Wednesday, March 22, 2017

Annihilation Refuted

  • Introduction:
          -Eternal Condemnation: the souls of unbelievers are sentenced to a painful eternity and separated from the presence of God.
          -Annihilationism: lost souls get destroyed or cease to exist after the moment of physical death. 
          -Defenders of the "Annihilation" doctrine would include the Jehovah's Witnesses, Seventh Day Adventists, Christadelphians, and others.
  • Logically Necessary:
          -If annihilation is true, then why not also believe that our comfort and existence in heaven will last only for a short period of time?
  • A License To Sin:
          -If a person desires to continue acting in a sinful manner and dies in an unrepentant and unbelieving state, then he or she will have no worries about any sort of future punishments. After all, a non-existent being cannot face judgement for sin by God. So there will ultimately be no punishment for any sins in this theological framework.
  • Flat Contradiction To Biblical Teaching:
          -The Bible emphatically states that the wicked will endure everlasting separation from God in hell (Isaiah 66:22-24; Daniel 12:1-2; Mark 9:43-48; Matthew 25:41-46; 2 Thessalonians 1:8-9; Revelation 14:9-11; 20:10).
  • The Story Of The Rich Man And Lazarus Serves As Biblical Evidence That Souls Remain Conscious After Physical Death And That Unbelievers Do Not Cease To Exist (Luke 16:19-31):
           -Even if one does not interpret this story to be literal history, plenty of details exist to indicate conscious life after death with the moral lesson that unrighteous people will face judgement by God.
  • On The Greek Term Kolasis In Matthew 25:26:
          -"κόλασις kólasis; gen. koláseōs, fem. noun from kolázō (2849), to punish. Punishment (Matt. 25:46), torment (1 John 4:18), distinguished from timōría (5098), punishment, which in Class. Gr. has the predominating thought of the vindictive character of the punishment which satisfies the inflicter’s sense of outraged justice in defending his own honor or that of the violated law. Kólasis, on the other hand, conveys the notion of punishment for the correction and bettering of the offender. It does not always, however, have this strict meaning in the NT. In Matt. 25:46, kólasis aiṓnios (166), eternal, does not refer to temporary corrective punishment and discipline, but has rather the meaning of timōría, punishment because of the violation of the eternal law of God." (Excerpt taken from Dr. Spiros Zodhiates, Greek-Hebrew Key Word Study Bible)
  • On The Greek Term Aionion:
          -Annihilationists correctly point out that the Greek word "aionion," which is translated into English as "eternal," does not always mean eternal. The word generally means an age or period of time. However, the New Testament clearly denotes the Greek term "aionion" to mean an eternal length of time. The term is also used to describe the length of God's reign (Revelation 11:15) and our salvation (John 3:16). The concept of a literal, eternal conscious torment in hell is indeed a startling truth. Attempting to deny its existence is foolish to the utmost.

1 comment:

  1. Very Good article Jesse.

    Continuing on your point regarding logical necessity: If God is truly just, and if God is infinitely good, it would seem unjust if the punishment for sinning against an infinitely holy God were temporal (or temporary) in nature rather than infinite.

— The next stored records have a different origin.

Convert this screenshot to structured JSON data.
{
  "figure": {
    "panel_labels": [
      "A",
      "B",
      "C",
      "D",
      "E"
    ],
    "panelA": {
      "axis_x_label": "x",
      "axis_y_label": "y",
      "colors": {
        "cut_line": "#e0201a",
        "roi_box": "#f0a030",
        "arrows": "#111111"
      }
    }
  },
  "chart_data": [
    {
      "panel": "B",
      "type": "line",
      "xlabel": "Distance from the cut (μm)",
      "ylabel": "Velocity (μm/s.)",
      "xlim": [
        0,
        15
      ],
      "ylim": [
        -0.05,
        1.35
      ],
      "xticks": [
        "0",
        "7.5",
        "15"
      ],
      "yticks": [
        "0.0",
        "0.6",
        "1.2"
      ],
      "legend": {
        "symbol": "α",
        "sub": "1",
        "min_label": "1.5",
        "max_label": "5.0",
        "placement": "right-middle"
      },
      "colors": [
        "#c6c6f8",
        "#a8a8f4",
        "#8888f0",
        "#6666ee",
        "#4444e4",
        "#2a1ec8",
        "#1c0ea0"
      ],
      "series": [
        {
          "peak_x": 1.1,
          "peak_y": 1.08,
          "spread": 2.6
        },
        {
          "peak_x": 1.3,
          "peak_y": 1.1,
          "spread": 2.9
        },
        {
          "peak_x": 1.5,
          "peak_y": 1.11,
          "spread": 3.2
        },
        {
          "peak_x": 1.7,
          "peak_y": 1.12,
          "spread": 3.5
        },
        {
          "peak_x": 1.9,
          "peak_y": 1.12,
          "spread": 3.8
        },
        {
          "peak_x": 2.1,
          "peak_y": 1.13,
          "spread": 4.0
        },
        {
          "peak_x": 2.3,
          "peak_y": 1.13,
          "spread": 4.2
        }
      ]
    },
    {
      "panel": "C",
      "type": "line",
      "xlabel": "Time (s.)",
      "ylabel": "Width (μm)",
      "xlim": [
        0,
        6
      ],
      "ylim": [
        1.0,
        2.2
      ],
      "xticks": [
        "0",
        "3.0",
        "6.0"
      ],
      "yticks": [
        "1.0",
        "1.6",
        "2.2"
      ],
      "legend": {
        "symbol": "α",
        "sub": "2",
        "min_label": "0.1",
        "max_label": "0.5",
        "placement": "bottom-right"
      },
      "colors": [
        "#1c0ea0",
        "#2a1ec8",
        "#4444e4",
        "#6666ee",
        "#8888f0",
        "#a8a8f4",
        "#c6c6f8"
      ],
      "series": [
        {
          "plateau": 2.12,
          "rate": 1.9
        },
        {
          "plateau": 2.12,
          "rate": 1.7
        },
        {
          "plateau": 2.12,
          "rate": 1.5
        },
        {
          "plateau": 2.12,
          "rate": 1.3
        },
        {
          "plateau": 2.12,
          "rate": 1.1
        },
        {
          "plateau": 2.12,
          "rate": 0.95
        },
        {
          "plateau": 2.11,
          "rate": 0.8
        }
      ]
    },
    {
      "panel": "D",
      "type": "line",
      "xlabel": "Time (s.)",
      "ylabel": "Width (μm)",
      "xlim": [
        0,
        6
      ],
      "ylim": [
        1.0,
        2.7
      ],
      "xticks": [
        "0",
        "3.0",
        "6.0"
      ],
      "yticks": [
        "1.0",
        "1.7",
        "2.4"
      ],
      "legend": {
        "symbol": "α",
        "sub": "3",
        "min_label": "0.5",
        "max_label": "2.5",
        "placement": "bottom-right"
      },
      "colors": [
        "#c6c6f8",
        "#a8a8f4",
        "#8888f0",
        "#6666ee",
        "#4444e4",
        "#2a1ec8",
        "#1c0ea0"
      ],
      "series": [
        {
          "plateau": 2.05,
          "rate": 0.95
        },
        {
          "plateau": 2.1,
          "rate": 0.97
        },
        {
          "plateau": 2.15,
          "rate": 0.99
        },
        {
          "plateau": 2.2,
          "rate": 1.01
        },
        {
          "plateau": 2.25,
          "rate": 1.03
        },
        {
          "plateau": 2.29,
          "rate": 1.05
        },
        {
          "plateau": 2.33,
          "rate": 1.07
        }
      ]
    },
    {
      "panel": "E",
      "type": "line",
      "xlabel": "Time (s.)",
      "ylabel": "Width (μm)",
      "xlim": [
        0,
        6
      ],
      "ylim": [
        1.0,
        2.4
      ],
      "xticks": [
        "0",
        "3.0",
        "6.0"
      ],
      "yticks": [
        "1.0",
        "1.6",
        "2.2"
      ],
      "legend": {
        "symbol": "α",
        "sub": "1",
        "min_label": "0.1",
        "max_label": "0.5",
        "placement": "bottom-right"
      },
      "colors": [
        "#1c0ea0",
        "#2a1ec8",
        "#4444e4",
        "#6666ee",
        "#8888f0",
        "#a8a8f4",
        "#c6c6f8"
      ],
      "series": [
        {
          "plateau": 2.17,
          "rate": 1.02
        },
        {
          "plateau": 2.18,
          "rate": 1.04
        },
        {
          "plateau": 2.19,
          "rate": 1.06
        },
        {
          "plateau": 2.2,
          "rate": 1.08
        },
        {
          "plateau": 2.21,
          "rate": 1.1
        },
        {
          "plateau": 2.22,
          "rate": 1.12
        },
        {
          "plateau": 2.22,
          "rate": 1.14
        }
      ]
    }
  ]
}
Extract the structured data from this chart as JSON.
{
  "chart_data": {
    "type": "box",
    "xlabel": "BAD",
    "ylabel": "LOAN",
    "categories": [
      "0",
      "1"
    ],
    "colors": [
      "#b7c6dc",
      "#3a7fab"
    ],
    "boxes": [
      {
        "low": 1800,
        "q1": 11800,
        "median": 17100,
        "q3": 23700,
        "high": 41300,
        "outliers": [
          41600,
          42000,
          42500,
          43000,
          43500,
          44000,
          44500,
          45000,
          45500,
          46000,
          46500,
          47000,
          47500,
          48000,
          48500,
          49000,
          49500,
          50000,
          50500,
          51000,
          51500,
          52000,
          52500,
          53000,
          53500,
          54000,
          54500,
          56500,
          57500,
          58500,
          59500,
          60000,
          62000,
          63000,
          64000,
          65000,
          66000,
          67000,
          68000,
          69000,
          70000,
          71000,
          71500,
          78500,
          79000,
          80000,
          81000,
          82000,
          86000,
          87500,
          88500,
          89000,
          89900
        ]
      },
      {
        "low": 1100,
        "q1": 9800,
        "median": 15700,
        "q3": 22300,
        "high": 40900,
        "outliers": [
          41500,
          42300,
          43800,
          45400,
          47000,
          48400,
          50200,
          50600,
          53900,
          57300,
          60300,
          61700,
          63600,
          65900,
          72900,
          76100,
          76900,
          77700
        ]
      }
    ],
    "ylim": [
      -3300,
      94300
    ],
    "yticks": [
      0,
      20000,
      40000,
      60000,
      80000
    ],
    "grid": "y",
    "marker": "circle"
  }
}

    Regarding the Meaning of αἰώνιος [eternal]: its meaning in relation to perdition is made clear in Mt 25:46 where we see a clear antithetical pairing between κόλασιν αἰώνιον [eternal punishment] and ζωὴν αἰώνιον [eternal life]. The same word, letter for letter, is used in both. If the life is eternal, then of necessity so is the punishment.

    Mt 25:46 (NASB) — “These will go away into eternal punishment, but the righteous into eternal life.” [καὶ ἀπελεύσονται οὗτοι εἰς κόλασιν αἰώνιον, οἱ δὲ δίκαιοι εἰς ζωὴν αἰώνιον. (NA28).].